– Не-ет, – протянул Петр Андреевич, – но желательно срочно!
Гербарич жестом показал, что можно следовать за ним, и, завернув в небольшой холл, открыл дверь своего кабинета.
– Заходи, садись! – прогудел Басланов, опуская на стол свой компьютер. – Времени мало, давай по существу!
Быстров был готов к разговору и потому спокойным и уверенным тоном сообщил:
– Я ухожу из Программы. По идейным соображениям, – прибавил он и взглянул Гербаричу прямо в глаза. – Решил для себя давно… – он помедлил. – Прошу подписать мое заявление, – и вынул из папки белый лист, исписанный бисерным почерком.

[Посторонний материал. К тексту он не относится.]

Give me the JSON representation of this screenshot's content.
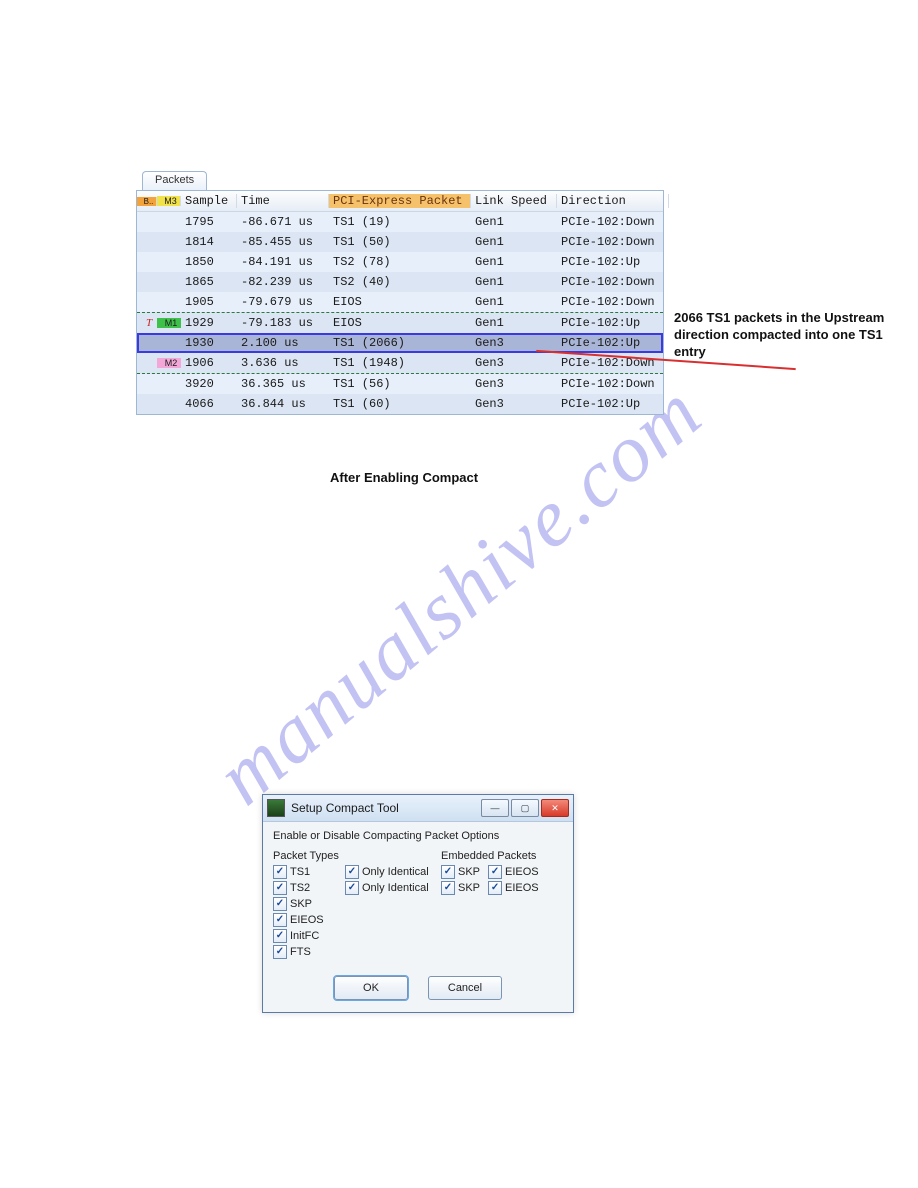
{
  "watermark": "manualshive.com",
  "packets": {
    "tab": "Packets",
    "columns": {
      "b": "B..",
      "m": "M3",
      "sample": "Sample",
      "time": "Time",
      "packet": "PCI-Express Packet",
      "speed": "Link Speed",
      "dir": "Direction"
    },
    "rows": [
      {
        "b": "",
        "m": "",
        "sample": "1795",
        "time": "-86.671 us",
        "packet": "TS1 (19)",
        "speed": "Gen1",
        "dir": "PCIe-102:Down",
        "cls": "rowA"
      },
      {
        "b": "",
        "m": "",
        "sample": "1814",
        "time": "-85.455 us",
        "packet": "TS1 (50)",
        "speed": "Gen1",
        "dir": "PCIe-102:Down",
        "cls": "rowB"
      },
      {
        "b": "",
        "m": "",
        "sample": "1850",
        "time": "-84.191 us",
        "packet": "TS2 (78)",
        "speed": "Gen1",
        "dir": "PCIe-102:Up",
        "cls": "rowA"
      },
      {
        "b": "",
        "m": "",
        "sample": "1865",
        "time": "-82.239 us",
        "packet": "TS2 (40)",
        "speed": "Gen1",
        "dir": "PCIe-102:Down",
        "cls": "rowB"
      },
      {
        "b": "",
        "m": "",
        "sample": "1905",
        "time": "-79.679 us",
        "packet": "EIOS",
        "speed": "Gen1",
        "dir": "PCIe-102:Down",
        "cls": "rowA"
      },
      {
        "b": "T",
        "m": "M1",
        "sample": "1929",
        "time": "-79.183 us",
        "packet": "EIOS",
        "speed": "Gen1",
        "dir": "PCIe-102:Up",
        "cls": "rowB dotted-top"
      },
      {
        "b": "",
        "m": "",
        "sample": "1930",
        "time": "2.100 us",
        "packet": "TS1 (2066)",
        "speed": "Gen3",
        "dir": "PCIe-102:Up",
        "cls": "rowA sel"
      },
      {
        "b": "",
        "m": "M2",
        "sample": "1906",
        "time": "3.636 us",
        "packet": "TS1 (1948)",
        "speed": "Gen3",
        "dir": "PCIe-102:Down",
        "cls": "rowB dotted-bot"
      },
      {
        "b": "",
        "m": "",
        "sample": "3920",
        "time": "36.365 us",
        "packet": "TS1 (56)",
        "speed": "Gen3",
        "dir": "PCIe-102:Down",
        "cls": "rowA"
      },
      {
        "b": "",
        "m": "",
        "sample": "4066",
        "time": "36.844 us",
        "packet": "TS1 (60)",
        "speed": "Gen3",
        "dir": "PCIe-102:Up",
        "cls": "rowB"
      }
    ]
  },
  "annotation": "2066 TS1 packets in the Upstream direction compacted into one TS1 entry",
  "caption1": "After Enabling Compact",
  "dialog": {
    "title": "Setup Compact Tool",
    "subtitle": "Enable or Disable Compacting Packet Options",
    "hdr_types": "Packet Types",
    "hdr_embedded": "Embedded Packets",
    "types": [
      "TS1",
      "TS2",
      "SKP",
      "EIEOS",
      "InitFC",
      "FTS"
    ],
    "only": "Only Identical",
    "emb1a": "SKP",
    "emb1b": "EIEOS",
    "emb2a": "SKP",
    "emb2b": "EIEOS",
    "ok": "OK",
    "cancel": "Cancel"
  }
}
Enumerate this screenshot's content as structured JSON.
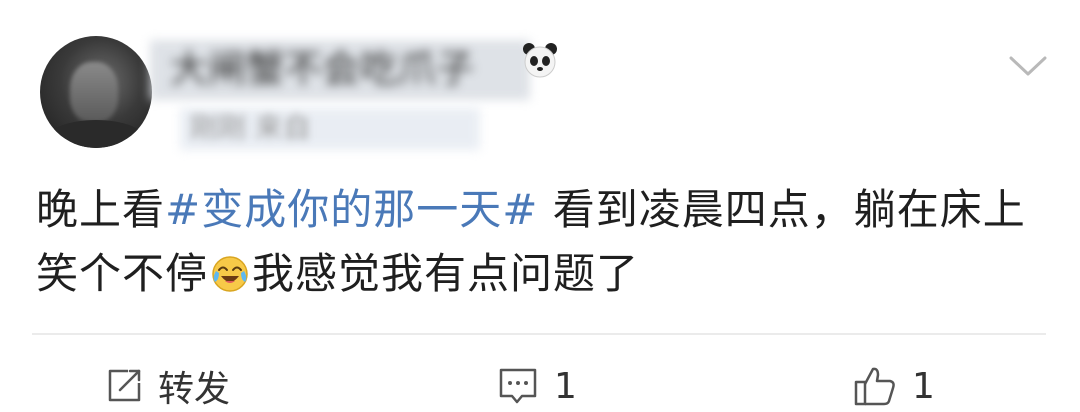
{
  "post": {
    "username": "大闸蟹不会吃爪子",
    "meta": "刚刚 来自",
    "text_before": "晚上看",
    "hashtag": "#变成你的那一天#",
    "text_middle": " 看到凌晨四点，躺在床上笑个不停",
    "emoji_name": "laugh-cry-emoji-icon",
    "text_after": "我感觉我有点问题了"
  },
  "actions": {
    "repost_label": "转发",
    "comment_count": "1",
    "like_count": "1"
  },
  "colors": {
    "hashtag": "#4a79b8",
    "text": "#1f1f1f",
    "muted": "#9a9a9a",
    "divider": "#ebebeb"
  }
}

– Я думал, что смог тебя переубедить, – также, глядя в глаза собеседнику, процедил Басланов. – Сказать «мне очень жаль» – ничего не сказать. Таких специалистов, как ты, немного, – он притянул заявление к себе и коротко взглянул на него. – Тебе, говорят, на конференцию еще ехать?
– Да. К ортопедам. Просили доклад на пятнадцать минут – «Психологическая реабилитация после серьезных травм». И после я бы уже не выходил, – он встретился взглядом с хозяином кабинета.
Георгий Бариевич опустил глаза и чиркнул что-то своим золотым пером в левом верхнем углу заявления, издав звук, похожий на звук селезня на болоте.
– Хорошо. Не смею Вас задерживать, – немного картинно произнес Басланов, переходя на «Вы».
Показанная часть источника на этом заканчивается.